El viernes pasado, una mina arrancó la pierna de un chico saharaui cuando, con otras 2.500 personas, intentaba hacer una cadena humana frente al muro marroquí que divide en dos el Sáhara. Esta noticia, más o menos llamativa, encontró cierto espacio informativo. Pero el larguísimo suplicio saharaui aparece cada vez menos en los medios. A mi ordenador llegan todas las semanas sobrios y angustiosos e-mails que denuncian lo que está sucediendo en el Sáhara. Son como mensajes lanzados al mar por un puñado de olvidados náufragos, botellas llenas de palabras que las olas abandonan en la orilla de nuestra indiferencia. Leo el último: habla de la situación crítica en la que se encuentran tres presos saharauis, en huelga de hambre desde el 13 de febrero. Son desesperadas peticiones de socorro que preferimos ignorar.

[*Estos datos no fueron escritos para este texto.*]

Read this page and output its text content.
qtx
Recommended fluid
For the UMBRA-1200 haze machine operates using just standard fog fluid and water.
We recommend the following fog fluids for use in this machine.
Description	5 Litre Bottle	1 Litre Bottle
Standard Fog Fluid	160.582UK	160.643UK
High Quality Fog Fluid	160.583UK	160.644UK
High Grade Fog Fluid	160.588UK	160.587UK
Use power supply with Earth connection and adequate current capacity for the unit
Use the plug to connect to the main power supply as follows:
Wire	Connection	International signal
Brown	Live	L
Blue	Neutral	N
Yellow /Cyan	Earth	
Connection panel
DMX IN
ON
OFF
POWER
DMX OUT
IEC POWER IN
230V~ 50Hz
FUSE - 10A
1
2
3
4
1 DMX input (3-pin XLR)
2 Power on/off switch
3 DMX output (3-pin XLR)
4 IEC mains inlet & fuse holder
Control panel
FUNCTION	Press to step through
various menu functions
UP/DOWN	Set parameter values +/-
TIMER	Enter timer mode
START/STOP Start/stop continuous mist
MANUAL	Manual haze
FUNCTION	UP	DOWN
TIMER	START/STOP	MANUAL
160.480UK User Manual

También hemos cerrado los ojos ante la insostenible situación de los campamentos. Llevan 33 años atrapados en un agujero infecto y han hecho el milagro de sobrevivir a pesar de las insoportables condiciones, pero el coste es enorme. Hasta ahora han apostado por la diplomacia, por la modernidad y la moderación, pero la comunidad internacional no está premiando su heroica elección de la vía pacífica. Y no hablo sólo de los Gobiernos: ojalá los saharauis recibieran de las organizaciones izquierdistas siquiera la mitad de la atención que recibe la causa palestina. Sin interlocutores, sin esperanzas, los jóvenes de los campamentos corren el riesgo de radicalizarse, de pasarse al integrismo y al terrorismo. Apoyando a los saharauis potenciaríamos el islam más tolerante, pero lo que estamos haciendo es justo lo contrario: es como decirles que, si no ponen bombas, no se les hace caso. Qué estúpidos, qué locos, qué suicidas somos los occidentales al no recoger las botellas mensajeras de estos náufragos.